When I execute the following query:
SELECT * FROM `table1`
INNER JOIN table2 ON table2.number = table1.number
I get the result within 2 seconds. There are about 6 millions records in table2
and 1 million records in table1
table2.number
and table1.number
are indexed.
Now I want to get a list of numbers that not exist. Like this:
SELECT * FROM `table1`
INNER JOIN table2 ON table2.number != table1.number
It take forever and still hanging.. How to fix?

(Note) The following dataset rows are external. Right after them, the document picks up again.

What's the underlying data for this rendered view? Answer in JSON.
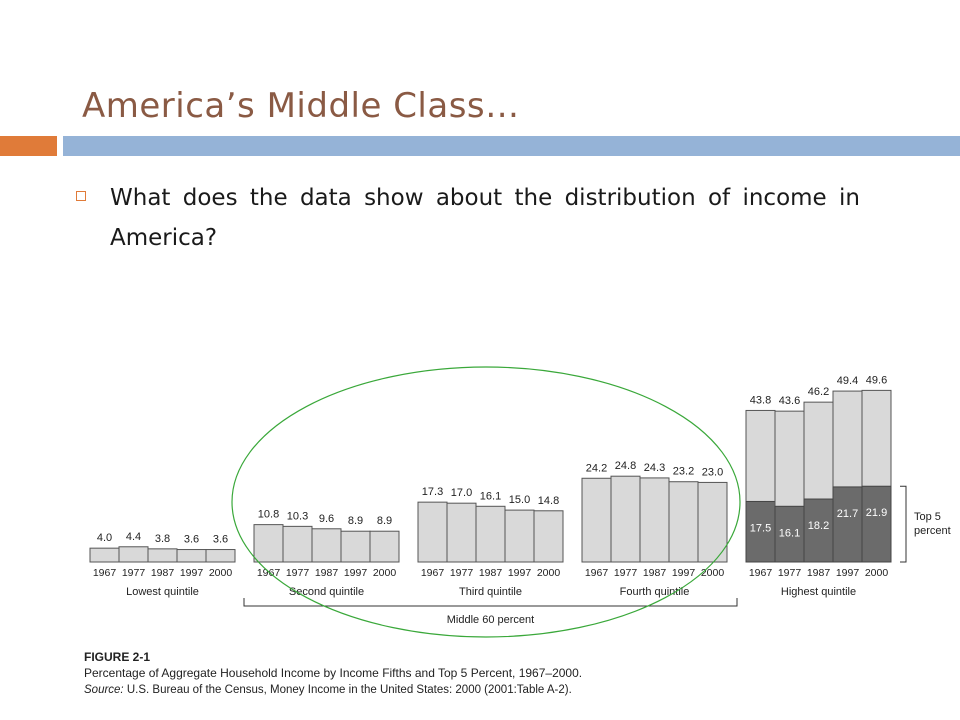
{
  "slide": {
    "title": "America’s Middle Class…",
    "bullet": "What does the data show about the distribution of income in America?"
  },
  "colors": {
    "title": "#8a5a44",
    "accent": "#e07b39",
    "rule": "#95b3d7",
    "bar_light": "#d9d9d9",
    "bar_dark": "#6b6b6b",
    "circle": "#3aa83a"
  },
  "chart_data": {
    "type": "bar",
    "title": "Percentage of Aggregate Household Income by Income Fifths and Top 5 Percent, 1967–2000.",
    "figure_label": "FIGURE 2-1",
    "source_prefix": "Source:",
    "source_text": "U.S. Bureau of the Census, Money Income in the United States: 2000 (2001:Table A-2).",
    "years": [
      "1967",
      "1977",
      "1987",
      "1997",
      "2000"
    ],
    "groups": [
      {
        "name": "Lowest quintile",
        "values": [
          4.0,
          4.4,
          3.8,
          3.6,
          3.6
        ]
      },
      {
        "name": "Second quintile",
        "values": [
          10.8,
          10.3,
          9.6,
          8.9,
          8.9
        ]
      },
      {
        "name": "Third quintile",
        "values": [
          17.3,
          17.0,
          16.1,
          15.0,
          14.8
        ]
      },
      {
        "name": "Fourth quintile",
        "values": [
          24.2,
          24.8,
          24.3,
          23.2,
          23.0
        ]
      },
      {
        "name": "Highest quintile",
        "values": [
          43.8,
          43.6,
          46.2,
          49.4,
          49.6
        ]
      }
    ],
    "top5": {
      "name": "Top 5 percent",
      "values": [
        17.5,
        16.1,
        18.2,
        21.7,
        21.9
      ]
    },
    "bracket_label": "Middle 60 percent",
    "annotation": "Highlighted middle 60 percent"
  }
}
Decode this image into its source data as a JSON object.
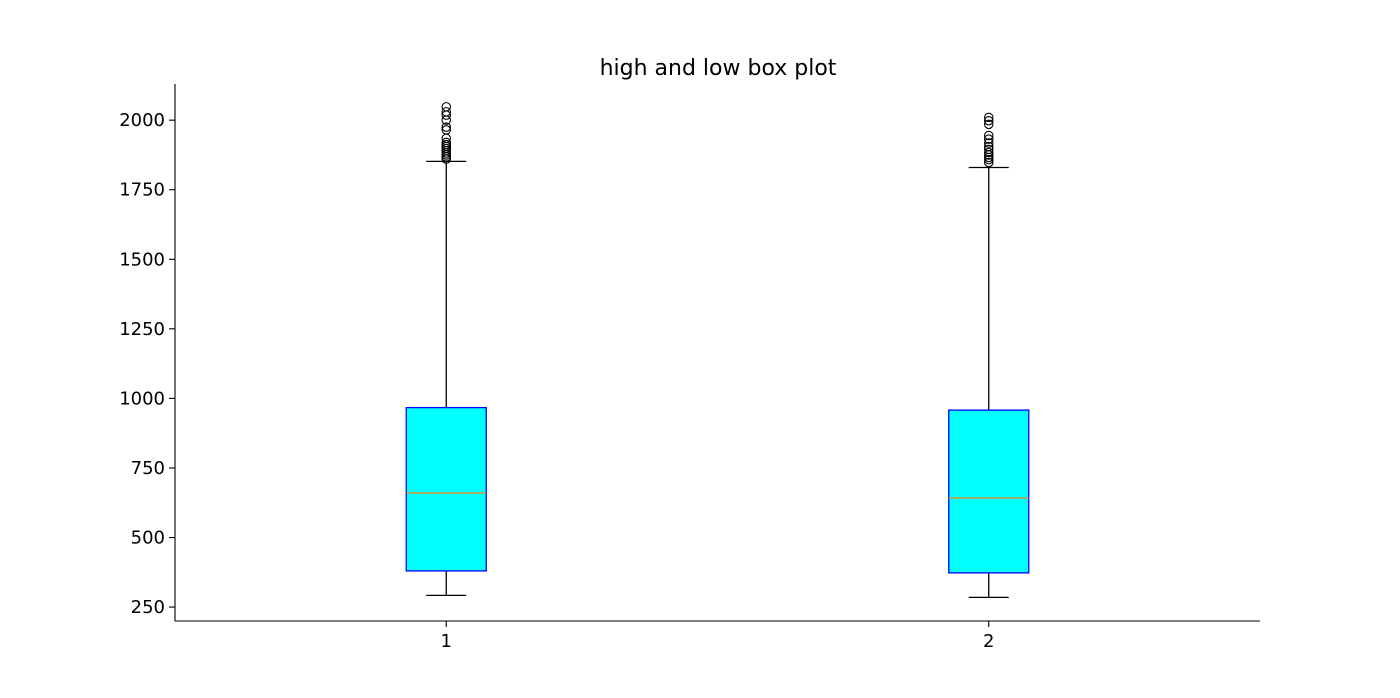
{
  "chart_data": {
    "type": "box",
    "title": "high and low box plot",
    "xlabel": "",
    "ylabel": "",
    "categories": [
      "1",
      "2"
    ],
    "ylim": [
      200,
      2130
    ],
    "yticks": [
      250,
      500,
      750,
      1000,
      1250,
      1500,
      1750,
      2000
    ],
    "ytick_labels": [
      "250",
      "500",
      "750",
      "1000",
      "1250",
      "1500",
      "1750",
      "2000"
    ],
    "grid": false,
    "colors": {
      "box_fill": "#00ffff",
      "box_edge": "#0000ff",
      "median": "#ff7f0e",
      "whisker": "#000000"
    },
    "boxes": [
      {
        "label": "1",
        "whislo": 292,
        "q1": 380,
        "med": 660,
        "q3": 967,
        "whishi": 1852,
        "fliers": [
          1860,
          1868,
          1875,
          1882,
          1890,
          1898,
          1905,
          1912,
          1920,
          1935,
          1965,
          1975,
          2000,
          2018,
          2030,
          2048
        ]
      },
      {
        "label": "2",
        "whislo": 285,
        "q1": 373,
        "med": 642,
        "q3": 958,
        "whishi": 1830,
        "fliers": [
          1848,
          1858,
          1866,
          1875,
          1884,
          1895,
          1905,
          1918,
          1932,
          1945,
          1985,
          1998,
          2010
        ]
      }
    ]
  }
}
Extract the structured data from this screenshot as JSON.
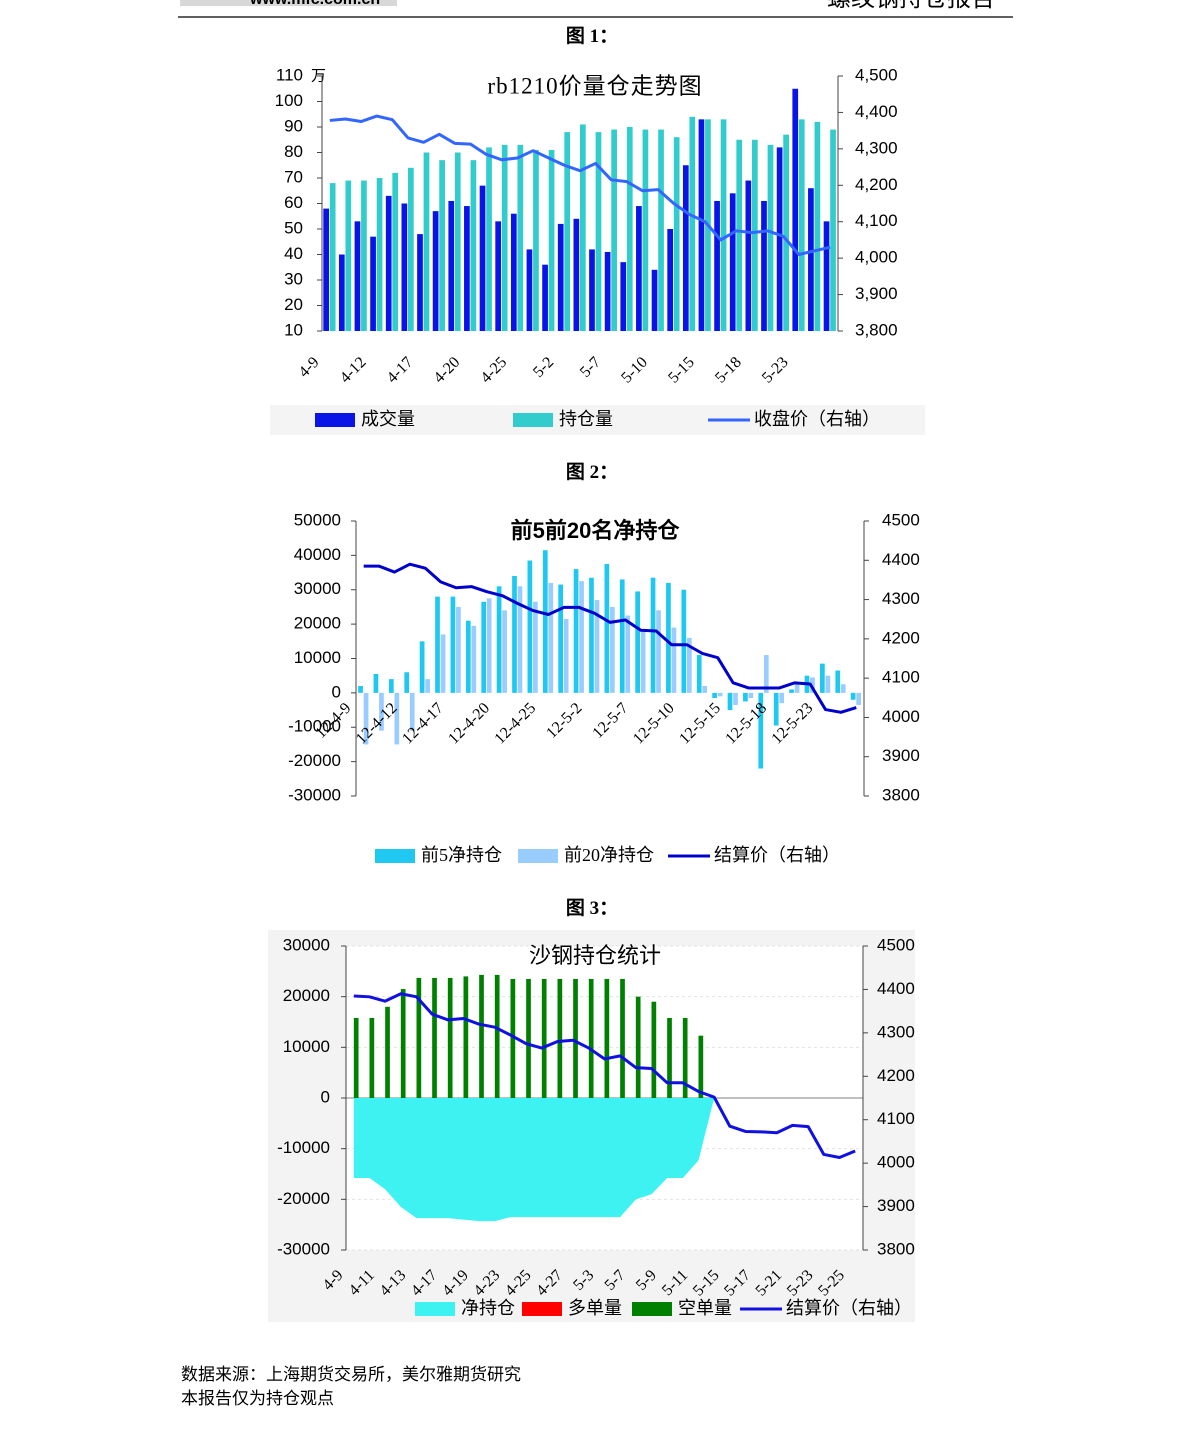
{
  "header": {
    "site": "www.mfc.com.cn",
    "report": "螺纹钢持仓报告"
  },
  "captions": [
    "图 1：",
    "图 2：",
    "图 3："
  ],
  "chart_data": [
    {
      "type": "combo",
      "title": "rb1210价量仓走势图",
      "y_unit": "万",
      "categories": [
        "4-9",
        null,
        null,
        "4-12",
        null,
        null,
        "4-17",
        null,
        null,
        "4-20",
        null,
        null,
        "4-25",
        null,
        null,
        "5-2",
        null,
        null,
        "5-7",
        null,
        null,
        "5-10",
        null,
        null,
        "5-15",
        null,
        null,
        "5-18",
        null,
        null,
        "5-23",
        null,
        null
      ],
      "ylim": [
        10,
        110
      ],
      "yticks": [
        10,
        20,
        30,
        40,
        50,
        60,
        70,
        80,
        90,
        100,
        110
      ],
      "y2lim": [
        3800,
        4500
      ],
      "y2ticks": [
        {
          "value": 3800,
          "label": "3,800"
        },
        {
          "value": 3900,
          "label": "3,900"
        },
        {
          "value": 4000,
          "label": "4,000"
        },
        {
          "value": 4100,
          "label": "4,100"
        },
        {
          "value": 4200,
          "label": "4,200"
        },
        {
          "value": 4300,
          "label": "4,300"
        },
        {
          "value": 4400,
          "label": "4,400"
        },
        {
          "value": 4500,
          "label": "4,500"
        }
      ],
      "grid": false,
      "series": [
        {
          "name": "成交量",
          "type": "bar",
          "color": "#0a14e6",
          "values": [
            58,
            40,
            53,
            47,
            63,
            60,
            48,
            57,
            61,
            59,
            67,
            53,
            56,
            42,
            36,
            52,
            54,
            42,
            41,
            37,
            59,
            34,
            50,
            75,
            93,
            61,
            64,
            69,
            61,
            82,
            105,
            66,
            53
          ]
        },
        {
          "name": "持仓量",
          "type": "bar",
          "color": "#33cccc",
          "values": [
            68,
            69,
            69,
            70,
            72,
            74,
            80,
            77,
            80,
            77,
            82,
            83,
            83,
            81,
            81,
            88,
            91,
            88,
            89,
            90,
            89,
            89,
            86,
            94,
            93,
            93,
            85,
            85,
            83,
            87,
            93,
            92,
            89
          ]
        },
        {
          "name": "收盘价（右轴）",
          "type": "line",
          "axis": "y2",
          "color": "#3366ff",
          "values": [
            4378,
            4382,
            4375,
            4390,
            4380,
            4330,
            4318,
            4340,
            4315,
            4313,
            4285,
            4270,
            4275,
            4295,
            4275,
            4255,
            4240,
            4260,
            4215,
            4210,
            4185,
            4188,
            4150,
            4120,
            4100,
            4050,
            4075,
            4070,
            4075,
            4060,
            4010,
            4020,
            4030
          ]
        }
      ]
    },
    {
      "type": "combo",
      "title": "前5前20名净持仓",
      "categories": [
        "12-4-9",
        null,
        null,
        "12-4-12",
        null,
        null,
        "12-4-17",
        null,
        null,
        "12-4-20",
        null,
        null,
        "12-4-25",
        null,
        null,
        "12-5-2",
        null,
        null,
        "12-5-7",
        null,
        null,
        "12-5-10",
        null,
        null,
        "12-5-15",
        null,
        null,
        "12-5-18",
        null,
        null,
        "12-5-23",
        null,
        null
      ],
      "ylim": [
        -30000,
        50000
      ],
      "yticks": [
        -30000,
        -20000,
        -10000,
        0,
        10000,
        20000,
        30000,
        40000,
        50000
      ],
      "y2lim": [
        3800,
        4500
      ],
      "y2ticks": [
        3800,
        3900,
        4000,
        4100,
        4200,
        4300,
        4400,
        4500
      ],
      "grid": false,
      "series": [
        {
          "name": "前5净持仓",
          "type": "bar",
          "color": "#1ec8f0",
          "values": [
            2000,
            5500,
            4000,
            6000,
            15000,
            28000,
            28000,
            21000,
            26500,
            31000,
            34000,
            38500,
            41500,
            31500,
            36000,
            33500,
            37500,
            33000,
            29500,
            33500,
            32000,
            30000,
            11000,
            -1500,
            -5000,
            -2500,
            -22000,
            -9500,
            1000,
            5000,
            8500,
            6500,
            -2000
          ]
        },
        {
          "name": "前20净持仓",
          "type": "bar",
          "color": "#99ccff",
          "values": [
            -15000,
            -11000,
            -15000,
            -11000,
            4000,
            17000,
            25000,
            19500,
            27500,
            24000,
            31000,
            26500,
            32000,
            21500,
            32500,
            27000,
            25000,
            22500,
            18500,
            24000,
            19000,
            16000,
            2000,
            -1000,
            -3500,
            -1500,
            11000,
            -3000,
            2500,
            4500,
            5000,
            2500,
            -3500
          ]
        },
        {
          "name": "结算价（右轴）",
          "type": "line",
          "axis": "y2",
          "color": "#0000cc",
          "values": [
            4385,
            4385,
            4370,
            4390,
            4380,
            4345,
            4330,
            4333,
            4320,
            4310,
            4290,
            4272,
            4262,
            4280,
            4280,
            4265,
            4242,
            4248,
            4222,
            4220,
            4185,
            4185,
            4163,
            4152,
            4088,
            4075,
            4075,
            4075,
            4088,
            4085,
            4020,
            4013,
            4025
          ]
        }
      ]
    },
    {
      "type": "combo",
      "title": "沙钢持仓统计",
      "categories": [
        "4-9",
        null,
        "4-11",
        null,
        "4-13",
        null,
        "4-17",
        null,
        "4-19",
        null,
        "4-23",
        null,
        "4-25",
        null,
        "4-27",
        null,
        "5-3",
        null,
        "5-7",
        null,
        "5-9",
        null,
        "5-11",
        null,
        "5-15",
        null,
        "5-17",
        null,
        "5-21",
        null,
        "5-23",
        null,
        "5-25"
      ],
      "ylim": [
        -30000,
        30000
      ],
      "yticks": [
        -30000,
        -20000,
        -10000,
        0,
        10000,
        20000,
        30000
      ],
      "y2lim": [
        3800,
        4500
      ],
      "y2ticks": [
        3800,
        3900,
        4000,
        4100,
        4200,
        4300,
        4400,
        4500
      ],
      "grid": true,
      "series": [
        {
          "name": "净持仓",
          "type": "area",
          "color": "#3ff2f2",
          "values": [
            -15800,
            -15800,
            -18000,
            -21500,
            -23700,
            -23700,
            -23700,
            -24000,
            -24300,
            -24300,
            -23500,
            -23500,
            -23500,
            -23500,
            -23500,
            -23500,
            -23500,
            -23500,
            -20000,
            -19000,
            -15800,
            -15800,
            -12300,
            0,
            null,
            null,
            null,
            null,
            null,
            null,
            null,
            null,
            null
          ]
        },
        {
          "name": "多单量",
          "type": "bar",
          "color": "#ff0000",
          "values": [
            0,
            0,
            0,
            0,
            0,
            0,
            0,
            0,
            0,
            0,
            0,
            0,
            0,
            0,
            0,
            0,
            0,
            0,
            0,
            0,
            0,
            0,
            0,
            null,
            null,
            null,
            null,
            null,
            null,
            null,
            null,
            null,
            null
          ]
        },
        {
          "name": "空单量",
          "type": "bar",
          "color": "#008000",
          "values": [
            15800,
            15800,
            18000,
            21500,
            23700,
            23700,
            23700,
            24000,
            24300,
            24300,
            23500,
            23500,
            23500,
            23500,
            23500,
            23500,
            23500,
            23500,
            20000,
            19000,
            15800,
            15800,
            12300,
            null,
            null,
            null,
            null,
            null,
            null,
            null,
            null,
            null,
            null
          ]
        },
        {
          "name": "结算价（右轴）",
          "type": "line",
          "axis": "y2",
          "color": "#1010e0",
          "values": [
            4385,
            4383,
            4373,
            4390,
            4383,
            4343,
            4330,
            4333,
            4320,
            4313,
            4295,
            4275,
            4265,
            4280,
            4283,
            4265,
            4240,
            4247,
            4220,
            4218,
            4185,
            4185,
            4165,
            4152,
            4085,
            4073,
            4072,
            4070,
            4087,
            4084,
            4020,
            4013,
            4028
          ]
        }
      ]
    }
  ],
  "footer": [
    "数据来源：上海期货交易所，美尔雅期货研究",
    "本报告仅为持仓观点"
  ]
}
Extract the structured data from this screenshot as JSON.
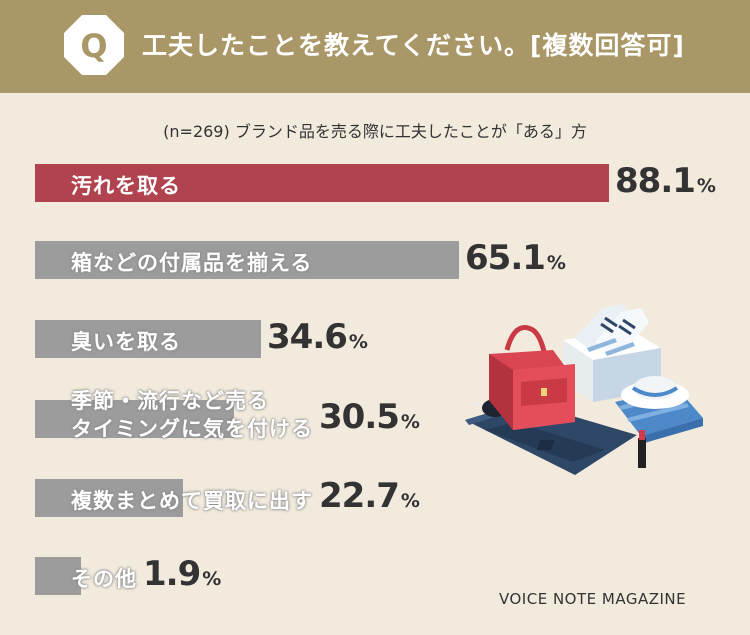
{
  "header": {
    "badge_letter": "Q",
    "question": "工夫したことを教えてください。[複数回答可]"
  },
  "subtitle": "(n=269) ブランド品を売る際に工夫したことが「ある」方",
  "chart_data": {
    "type": "bar",
    "orientation": "horizontal",
    "title": "工夫したことを教えてください。[複数回答可]",
    "subtitle": "(n=269) ブランド品を売る際に工夫したことが「ある」方",
    "unit": "%",
    "xlim": [
      0,
      100
    ],
    "grid": false,
    "legend": "none",
    "colors": {
      "highlight": "#b0434e",
      "default": "#9c9c9c"
    },
    "categories": [
      [
        "汚れを取る"
      ],
      [
        "箱などの付属品を揃える"
      ],
      [
        "臭いを取る"
      ],
      [
        "季節・流行など売る",
        "タイミングに気を付ける"
      ],
      [
        "複数まとめて買取に出す"
      ],
      [
        "その他"
      ]
    ],
    "values": [
      "88.1",
      "65.1",
      "34.6",
      "30.5",
      "22.7",
      "1.9"
    ]
  },
  "footer": "VOICE NOTE MAGAZINE"
}
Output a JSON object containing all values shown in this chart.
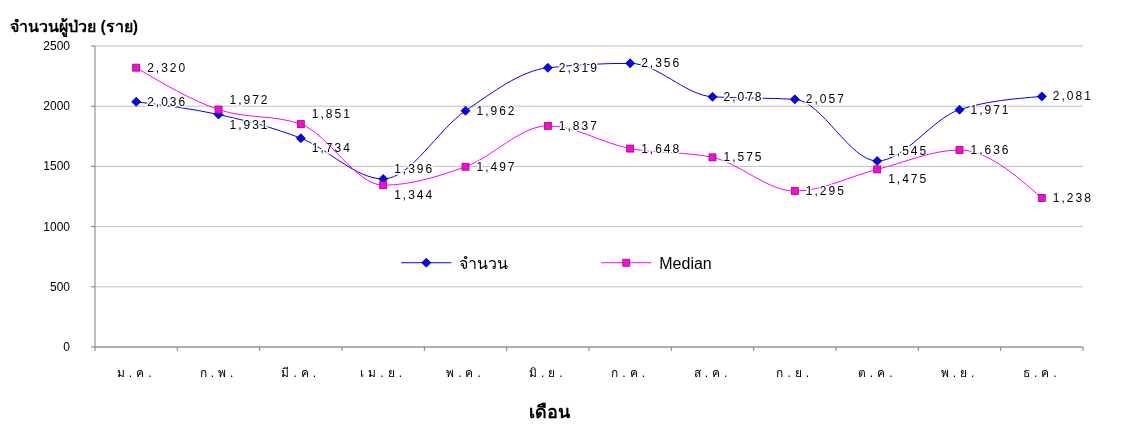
{
  "chart_data": {
    "type": "line",
    "ylabel": "จำนวนผู้ป่วย (ราย)",
    "xlabel": "เดือน",
    "categories": [
      "ม.ค.",
      "ก.พ.",
      "มี.ค.",
      "เม.ย.",
      "พ.ค.",
      "มิ.ย.",
      "ก.ค.",
      "ส.ค.",
      "ก.ย.",
      "ต.ค.",
      "พ.ย.",
      "ธ.ค."
    ],
    "series": [
      {
        "name": "จำนวน",
        "color": "#0000ff",
        "marker": "diamond",
        "values": [
          2036,
          1931,
          1734,
          1396,
          1962,
          2319,
          2356,
          2078,
          2057,
          1545,
          1971,
          2081
        ],
        "value_labels": [
          "2,036",
          "1,931",
          "1,734",
          "1,396",
          "1,962",
          "2,319",
          "2,356",
          "2,078",
          "2,057",
          "1,545",
          "1,971",
          "2,081"
        ]
      },
      {
        "name": "Median",
        "color": "#ff00ff",
        "marker": "square",
        "values": [
          2320,
          1972,
          1851,
          1344,
          1497,
          1837,
          1648,
          1575,
          1295,
          1475,
          1636,
          1238
        ],
        "value_labels": [
          "2,320",
          "1,972",
          "1,851",
          "1,344",
          "1,497",
          "1,837",
          "1,648",
          "1,575",
          "1,295",
          "1,475",
          "1,636",
          "1,238"
        ]
      }
    ],
    "ylim": [
      0,
      2500
    ],
    "yticks": [
      0,
      500,
      1000,
      1500,
      2000,
      2500
    ],
    "grid": "y",
    "legend": "center"
  }
}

Let's say your first INNER JOIN
returns 75% of the 1,000,000 rows in table1
. The second query does not return the 250,000 other rows as you think. Instead, it attempts to create a Cartesian product and remove the 750,000 matching rows. Thus it's trying to return (6,000,000-750,000)×(1,000,000-750,000) rows. That's a bulging 1.3125×1012 row result set.
You probably want this:
SELECT * FROM table1
LEFT JOIN table2 ON table2.number = table1.number
WHERE table2.number IS NULL
This returns rows in table1
not present in table2
.
You might also be interested in FULL OUTER JOIN
:
SELECT * FROM table1
FULL OUTER JOIN table2 ON table2.number = table1.number
WHERE table1.number IS NULL OR table2.number IS NULL
This returns rows in both tables that don't have a match on the other table.